Madame Bosc’s restaurant, where he set up his letterbox on the Seahorse operation, proved a temptation beyond his resolve. Visiting the building eased his tension for a time, but it was a dangerous indulgence, because his frequent visits were noticed. Forest recorded in his memoirs, several years after the war, what occurred one night when he left the restaurant. It was an ordeal he only obliquely revealed to SOE.

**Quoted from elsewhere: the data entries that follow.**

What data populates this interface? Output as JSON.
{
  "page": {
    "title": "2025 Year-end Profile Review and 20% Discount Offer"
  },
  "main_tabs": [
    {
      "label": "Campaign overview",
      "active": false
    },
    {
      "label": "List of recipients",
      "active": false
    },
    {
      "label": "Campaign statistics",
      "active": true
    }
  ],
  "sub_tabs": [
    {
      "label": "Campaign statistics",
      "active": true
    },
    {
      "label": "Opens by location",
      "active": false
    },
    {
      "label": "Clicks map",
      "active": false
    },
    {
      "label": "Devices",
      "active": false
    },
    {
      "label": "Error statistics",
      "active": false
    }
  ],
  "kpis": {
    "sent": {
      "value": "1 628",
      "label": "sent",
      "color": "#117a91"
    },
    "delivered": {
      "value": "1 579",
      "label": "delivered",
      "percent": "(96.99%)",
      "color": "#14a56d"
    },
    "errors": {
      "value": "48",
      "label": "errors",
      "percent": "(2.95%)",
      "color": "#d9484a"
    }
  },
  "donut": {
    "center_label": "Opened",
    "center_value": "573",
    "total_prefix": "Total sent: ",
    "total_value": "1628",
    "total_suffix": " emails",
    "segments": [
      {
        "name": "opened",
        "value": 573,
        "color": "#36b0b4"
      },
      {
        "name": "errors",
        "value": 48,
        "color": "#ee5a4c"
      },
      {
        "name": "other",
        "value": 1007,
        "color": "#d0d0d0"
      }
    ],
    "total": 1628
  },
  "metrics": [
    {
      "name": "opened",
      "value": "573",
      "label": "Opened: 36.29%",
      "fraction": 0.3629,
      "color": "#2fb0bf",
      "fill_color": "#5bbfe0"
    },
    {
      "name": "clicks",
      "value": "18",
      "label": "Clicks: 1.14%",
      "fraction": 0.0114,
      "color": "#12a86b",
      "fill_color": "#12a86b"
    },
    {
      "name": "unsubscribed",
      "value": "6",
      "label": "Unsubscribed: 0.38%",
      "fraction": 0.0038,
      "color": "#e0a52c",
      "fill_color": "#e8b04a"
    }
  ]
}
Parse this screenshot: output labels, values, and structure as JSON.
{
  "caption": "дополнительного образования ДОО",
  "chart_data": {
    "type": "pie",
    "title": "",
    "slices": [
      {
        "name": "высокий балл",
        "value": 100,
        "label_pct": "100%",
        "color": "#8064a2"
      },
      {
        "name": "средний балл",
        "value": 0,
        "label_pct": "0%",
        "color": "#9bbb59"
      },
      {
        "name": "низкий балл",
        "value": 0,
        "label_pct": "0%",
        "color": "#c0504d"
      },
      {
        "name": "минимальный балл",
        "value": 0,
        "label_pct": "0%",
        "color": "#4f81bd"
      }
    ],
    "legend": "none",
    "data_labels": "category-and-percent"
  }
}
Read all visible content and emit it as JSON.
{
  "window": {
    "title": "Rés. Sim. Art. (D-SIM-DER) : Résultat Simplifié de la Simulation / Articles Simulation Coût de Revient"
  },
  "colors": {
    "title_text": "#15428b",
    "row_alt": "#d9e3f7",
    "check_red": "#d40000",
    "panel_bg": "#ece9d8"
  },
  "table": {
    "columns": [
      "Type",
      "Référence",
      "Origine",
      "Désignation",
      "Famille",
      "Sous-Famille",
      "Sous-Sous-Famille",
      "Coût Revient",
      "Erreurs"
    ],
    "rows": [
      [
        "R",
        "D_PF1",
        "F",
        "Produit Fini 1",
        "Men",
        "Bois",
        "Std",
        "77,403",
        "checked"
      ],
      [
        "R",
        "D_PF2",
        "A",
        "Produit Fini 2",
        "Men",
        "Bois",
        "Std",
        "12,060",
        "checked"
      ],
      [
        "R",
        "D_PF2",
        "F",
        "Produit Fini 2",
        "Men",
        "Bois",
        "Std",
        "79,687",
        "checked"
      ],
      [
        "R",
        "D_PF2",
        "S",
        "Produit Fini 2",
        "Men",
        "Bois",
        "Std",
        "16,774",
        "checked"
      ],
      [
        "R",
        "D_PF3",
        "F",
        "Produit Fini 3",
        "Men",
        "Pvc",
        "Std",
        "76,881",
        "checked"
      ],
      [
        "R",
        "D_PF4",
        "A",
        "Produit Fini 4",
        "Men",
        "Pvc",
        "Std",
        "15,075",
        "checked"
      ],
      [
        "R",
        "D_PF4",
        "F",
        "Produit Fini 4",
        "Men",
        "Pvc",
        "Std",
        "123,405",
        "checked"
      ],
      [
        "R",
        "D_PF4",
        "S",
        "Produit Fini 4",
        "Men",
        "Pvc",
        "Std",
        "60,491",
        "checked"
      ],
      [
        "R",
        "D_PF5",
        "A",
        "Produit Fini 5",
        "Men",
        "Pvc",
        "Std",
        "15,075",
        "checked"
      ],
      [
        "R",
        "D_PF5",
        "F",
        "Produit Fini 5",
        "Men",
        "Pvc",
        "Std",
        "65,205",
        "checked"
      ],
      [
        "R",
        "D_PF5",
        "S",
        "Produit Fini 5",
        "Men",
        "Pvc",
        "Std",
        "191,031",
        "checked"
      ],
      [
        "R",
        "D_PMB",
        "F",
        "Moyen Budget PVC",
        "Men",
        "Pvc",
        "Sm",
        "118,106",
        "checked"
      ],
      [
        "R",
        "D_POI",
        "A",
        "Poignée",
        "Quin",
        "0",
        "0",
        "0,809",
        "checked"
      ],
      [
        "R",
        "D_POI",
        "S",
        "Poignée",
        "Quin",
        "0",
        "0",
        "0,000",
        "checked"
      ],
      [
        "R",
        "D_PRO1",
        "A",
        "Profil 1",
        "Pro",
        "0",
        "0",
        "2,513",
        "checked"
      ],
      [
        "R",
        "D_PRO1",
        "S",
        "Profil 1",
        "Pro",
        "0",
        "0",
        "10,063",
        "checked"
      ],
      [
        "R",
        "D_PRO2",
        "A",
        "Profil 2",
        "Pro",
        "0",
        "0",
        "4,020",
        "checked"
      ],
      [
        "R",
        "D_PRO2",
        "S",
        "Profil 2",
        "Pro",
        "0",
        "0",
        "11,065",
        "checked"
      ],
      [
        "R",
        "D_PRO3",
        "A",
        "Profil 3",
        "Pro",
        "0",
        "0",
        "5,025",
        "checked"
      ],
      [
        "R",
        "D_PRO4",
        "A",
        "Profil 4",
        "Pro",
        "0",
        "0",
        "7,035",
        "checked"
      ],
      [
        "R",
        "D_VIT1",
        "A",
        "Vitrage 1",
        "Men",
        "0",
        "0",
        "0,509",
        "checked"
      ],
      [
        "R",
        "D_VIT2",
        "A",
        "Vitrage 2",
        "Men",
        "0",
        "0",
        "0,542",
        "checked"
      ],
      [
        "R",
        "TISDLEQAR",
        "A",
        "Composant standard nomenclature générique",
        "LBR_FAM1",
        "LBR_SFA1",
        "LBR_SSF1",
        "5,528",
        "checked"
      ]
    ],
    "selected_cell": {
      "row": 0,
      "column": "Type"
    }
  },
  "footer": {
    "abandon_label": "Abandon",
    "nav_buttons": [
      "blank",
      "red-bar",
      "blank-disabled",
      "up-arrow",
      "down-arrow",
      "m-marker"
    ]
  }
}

At 10.30 p.m. one evening he left Madame Bosc’s restaurant. Across the road from the restaurant a man was standing in the shadows of a doorway. Forest felt his natural suspicions rising. Deciding to test his concerns he took a different route to that which he would normally use to get home. It wasn’t long before he was aware that the stranger in the shadows had followed him.

A burst of adrenaline temporarily shrugged the tiredness from him; there was something about the chase that despite being frightening was also exciting. Forest headed for the nearby Métro station. At that time of night trains were not frequent, so there was plenty of time to get a good look at the tail while Forest waited for a train. Sure enough Forest had not sat down on a bench for long when the shadowy stranger appeared on the platform. He was a tall man, clean-shaven, wearing a brown felt hat and the stereotypical brown overcoat. Forest observed him cautiously, aware that he would need to get back to his apartment soon to avoid being caught out by the midnight curfew. The last thing he needed was to be arrested due to such a paltry thing as being out late at night.